Durval Ângelo afirmou que o discurso homofóbico encontra-se hoje disfarçado em um discurso supostamente ético e religioso. "Um exemplo desse discurso pode ser visto na madrugada em vários canais televisivos, nos horários vendidos para igrejas", disse. Para o deputado, estamos assistindo a um grande retrocesso na nossa sociedade, apesar de o governo federal ter feito esforços para promover a tolerância das diferenças, em especial em relação a defesa da livre orientação sexual. "Entretanto, estamos perdendo a guerra na base da sociedade e as igrejas e os meios de comunicação tem um papel fundamental na divulgação do discurso homofóbico", considerou.
O parlamentar defendeu que seja feita uma mobilização envolvendo toda a sociedade e não apenas as associações ligadas à defesa da livre orientação sexual. "Não podemos transformar o movimento em um gueto, pois assim vamos perder a guerra ideológica", afirmou. Para ele, o diálogo e a aproximação com a sociedade são ferramentas importantes para combater o discurso da intolerância.
Frente parlamentar em defesa da liberdade de orientação sexual
A criação de uma frente parlamentar voltada para a defesa da liberdade de orientação sexual foi defendia pelo coordenador do Centro de Referência LGBT da Prefeitura de Belo Horizonte, Carlos Magno.
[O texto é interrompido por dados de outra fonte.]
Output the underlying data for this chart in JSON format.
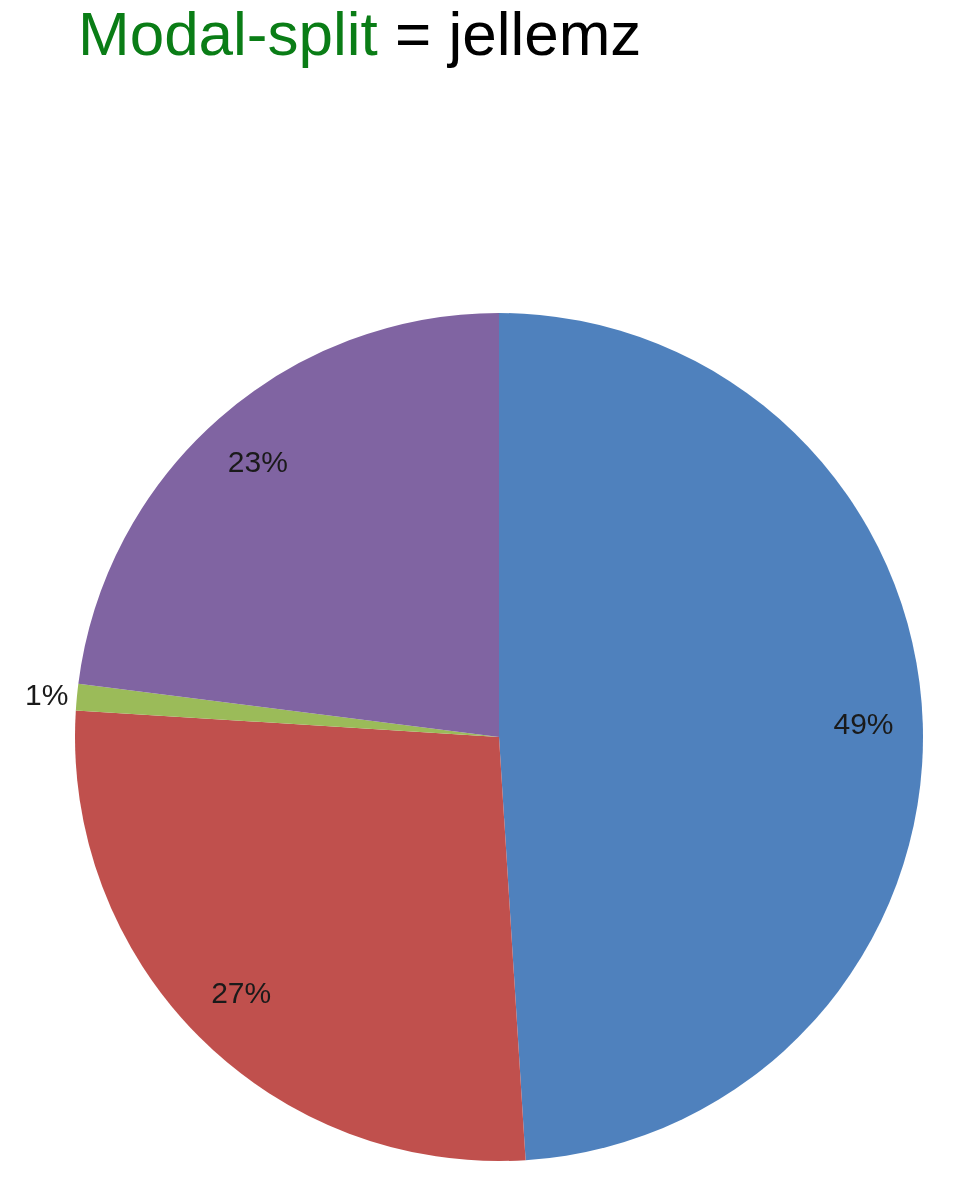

Ele falou que alguns deputados estaduais já se manifestaram e apoiaram a criação da frente. "Queremos reunir os parlamentares comprometidos com a defesa dos Direitos Humanos e da liberdade de orientação sexual", afirmou.
Também participaram da reunião outros representantes de grupos ligados à liberdade de orientação social, como, por exemplo, a presidente da Associação de Travestis e Transexuais de Minas Gerais (Cellos), Adriana K; e a vice-presidente do Centro de Luta pela Livre Orientação Sexual (Asstrav), Anyky Lima.
Na audiência, apoiadores e militantes da causa e vítimas de agressões puderam se manifestar e apresentar denúncias. Outro assunto debatido foram as declarações do deputado federal Jair Bolsonaro que foram condenadas e classificadas como homofóbicas durante a reunião, assim como os depoimentos dos deputados João Leite (PSDB) e Vanderlei Miranda (PMDB) dados recentemente no Plenário da ALMG.
Presenças – Participaram da audiência pública os deputados Durval Ângelo (PT), presidente; e Rogério Correia (PT); e deputadas Liza Prado (PSB) e Luzia Ferreira (PPS). Também presente o coordenador-geral da Promoção dos Direitos de Lésbicas, Gays, Bissexuais, Travestis e Transexuais da Secretaria Nacional de Promoção e Defesa dos Direitos Humanos da Presidência da República, Gustavo Bernardes.